There are too many days
that I still don't like what I see in the mirror. I hate that. It's
a battle that I continue to fight. But I am starting to appreciate and
enjoy who I am as a person. That's something I never thought I would be
able to say. What changed? I'm not exactly sure I can pinpoint it.
It's probably a combination of many factors. Of the many, my career is
one of them. Running is another.
Over the past 6 years my
love for running has grown tremendously. I ran a little when I was
younger. I ran down the vault runway in gymnastics. I ran across
the soccer field. I ran around the bases. I never ran any kind of
long distance and I didn't want to. In 2007, a few of my friends were
training to run a marathon.

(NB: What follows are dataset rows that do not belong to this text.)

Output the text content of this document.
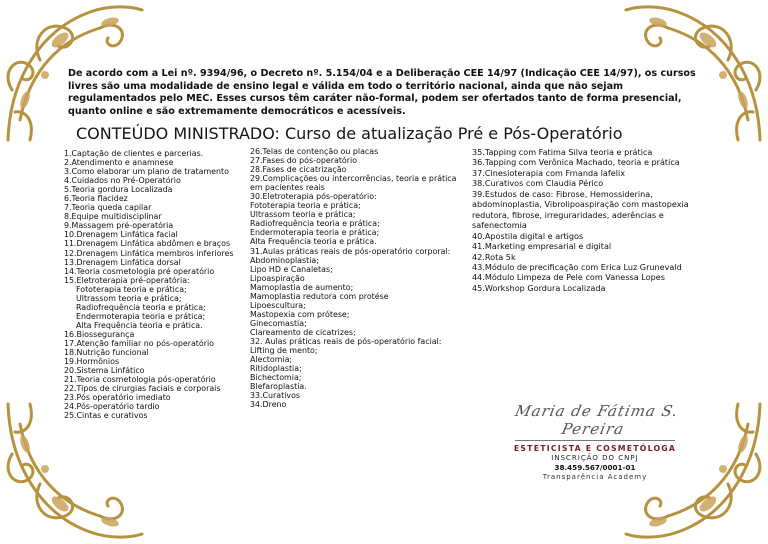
De acordo com a Lei nº. 9394/96, o Decreto nº. 5.154/04 e a Deliberação CEE 14/97 (Indicação CEE 14/97), os cursos livres são uma modalidade de ensino legal e válida em todo o território nacional, ainda que não sejam regulamentados pelo MEC. Esses cursos têm caráter não-formal, podem ser ofertados tanto de forma presencial, quanto online e são extremamente democráticos e acessíveis.
CONTEÚDO MINISTRADO: Curso de atualização Pré e Pós-Operatório
1.Captação de clientes e parcerias.
2.Atendimento e anamnese
3.Como elaborar um plano de tratamento
4.Cuidados no Pré-Operatório
5.Teoria gordura Localizada
6.Teoria flacidez
7.Teoria queda capilar
8.Equipe multidisciplinar
9.Massagem pré-operatória
10.Drenagem Linfática facial
11.Drenagem Linfática abdômen e braços
12.Drenagem Linfática membros inferiores
13.Drenagem Linfática dorsal
14.Teoria cosmetologia pré operatório
15.Eletroterapia pré-operatória:
Fototerapia teoria e prática;
Ultrassom teoria e prática;
Radiofrequência teoria e prática;
Endermoterapia teoria e prática;
Alta Frequência teoria e prática.
16.Biossegurança
17.Atenção familiar no pós-operatório
18.Nutrição funcional
19.Hormônios
20.Sistema Linfático
21.Teoria cosmetologia pós-operatório
22.Tipos de cirurgias faciais e corporais
23.Pós operatório imediato
24.Pós-operatório tardio
25.Cintas e curativos
26.Telas de contenção ou placas
27.Fases do pós-operatório
28.Fases de cicatrização
29.Complicações ou intercorrências, teoria e prática
em pacientes reais
30.Eletroterapia pós-operatório:
Fototerapia teoria e prática;
Ultrassom teoria e prática;
Radiofrequência teoria e prática;
Endermoterapia teoria e prática;
Alta Frequência teoria e prática.
31.Aulas práticas reais de pós-operatório corporal:
Abdominoplastia;
Lipo HD e Canaletas;
Lipoaspiração
Mamoplastia de aumento;
Mamoplastia redutora com protése
Lipoescultura;
Mastopexia com prótese;
Ginecomastia;
Clareamento de cicatrizes;
32. Aulas práticas reais de pós-operatório facial:
Lifting de mento;
Alectomia;
Ritidoplastia;
Bichectomia;
Blefaroplastia.
33.Curativos
34.Dreno
35.Tapping com Fatima Silva teoria e prática
36.Tapping com Verônica Machado, teoria e prática
37.Cinesioterapia com Frnanda lafelix
38.Curativos com Claudia Périco
39.Estudos de caso: Fibrose, Hemossiderina, abdominoplastia, Vibrolipoaspiração com mastopexia redutora, fibrose, irreguraridades, aderências e safenectomia
40.Apostila digital e artigos
41.Marketing empresarial e digital
42.Rota 5k
43.Módulo de precificação com Erica Luz Grunevald
44.Módulo Limpeza de Pele com Vanessa Lopes
45.Workshop Gordura Localizada
Maria de Fátima S. Pereira
ESTETICISTA E COSMETÓLOGA
INSCRIÇÃO DO CNPJ
38.459.567/0001-01
Transparência Academy
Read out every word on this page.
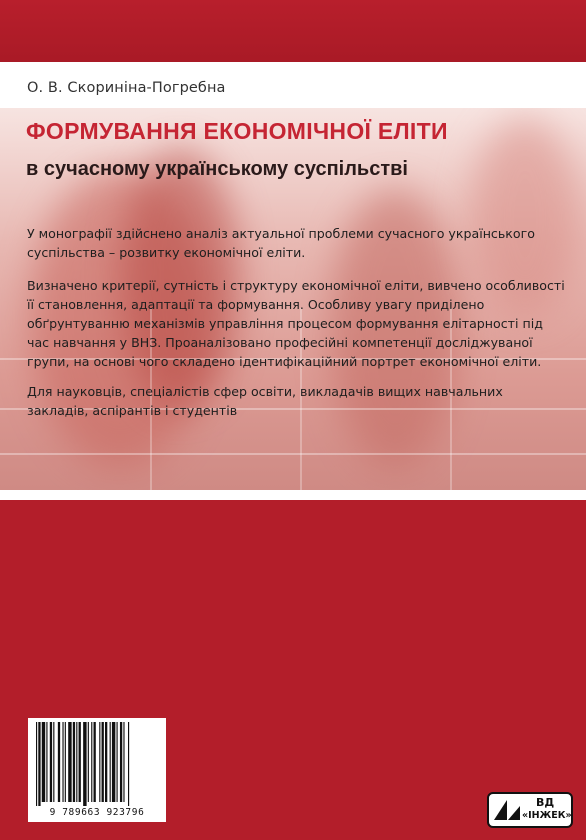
О. В. Скориніна-Погребна
ФОРМУВАННЯ ЕКОНОМІЧНОЇ ЕЛІТИ
в сучасному українському суспільстві
У монографії здійснено аналіз актуальної проблеми сучасного українського суспільства – розвитку економічної еліти.
Визначено критерії, сутність і структуру економічної еліти, вивчено особливості її становлення, адаптації та формування. Особливу увагу приділено обґрунтуванню механізмів управління процесом формування елітарності під час навчання у ВНЗ. Проаналізовано професійні компетенції досліджуваної групи, на основі чого складено ідентифікаційний портрет економічної еліти.
Для науковців, спеціалістів сфер освіти, викладачів вищих навчальних закладів, аспірантів і студентів
9 789663 923796
ВД
«ІНЖЕК»
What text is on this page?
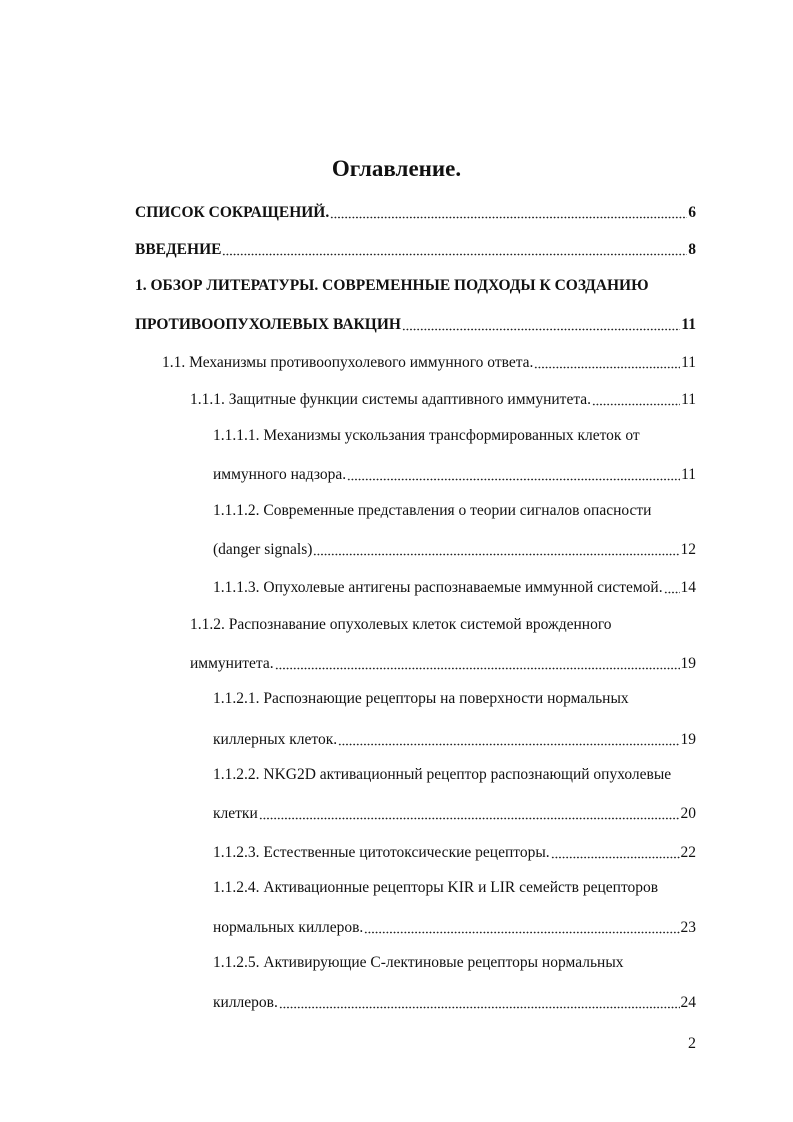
Оглавление.
СПИСОК СОКРАЩЕНИЙ.	6
ВВЕДЕНИЕ	8
1. ОБЗОР ЛИТЕРАТУРЫ. СОВРЕМЕННЫЕ ПОДХОДЫ К СОЗДАНИЮ
ПРОТИВООПУХОЛЕВЫХ ВАКЦИН	11
1.1. Механизмы противоопухолевого иммунного ответа.	11
1.1.1. Защитные функции системы адаптивного иммунитета.	11
1.1.1.1. Механизмы ускользания трансформированных клеток от
иммунного надзора.	11
1.1.1.2. Современные представления о теории сигналов опасности
(danger signals)	12
1.1.1.3. Опухолевые антигены распознаваемые иммунной системой. 14
1.1.2. Распознавание опухолевых клеток системой врожденного
иммунитета.	19
1.1.2.1. Распознающие рецепторы на поверхности нормальных
киллерных клеток.	19
1.1.2.2. NKG2D активационный рецептор распознающий опухолевые
клетки	20
1.1.2.3. Естественные цитотоксические рецепторы.	22
1.1.2.4. Активационные рецепторы KIR и LIR семейств рецепторов
нормальных киллеров.	23
1.1.2.5. Активирующие С-лектиновые рецепторы нормальных
киллеров.	24
2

They had run one before and their stories and
triumphs intrigued me. Before
signing up I ran a couple of longer runs to make sure my body could handle
it. The longest run I had done prior to this was probably 7 miles. I decided to give it a shot and I registered for the
Manchester Marathon in NH. I almost
couldn’t believe it, but I was excited.
I didn’t have any expectations except to finish. I did finish, 4hrs and 40min after I
started. Certainly not a time to
write home about, but I finished.
I was hooked.
Since then, I have ran 5
half marathons. My first half I
finished in 2:14:xx. My PR is now
is 1:55:xx. I did not race at all
last year because I was busy trying to graduate from nursing school and life in
general got in the way. However,
over the past 6 months or so, my love for running has continued to grow. Running gives me hope and confidence
and a feeling that I don’t get from anything else. So far this year I have signed up for my first 10k on April 7, a
half marathon on May 26 and a marathon on October 13. I am so excited to try to get stronger and faster and cross
each one of those finish lines. I have recently been inspired by so many in this sport and for that I am truly grateful.
This is my attempt to be happy with myself. To believe I am good enough. This is my story.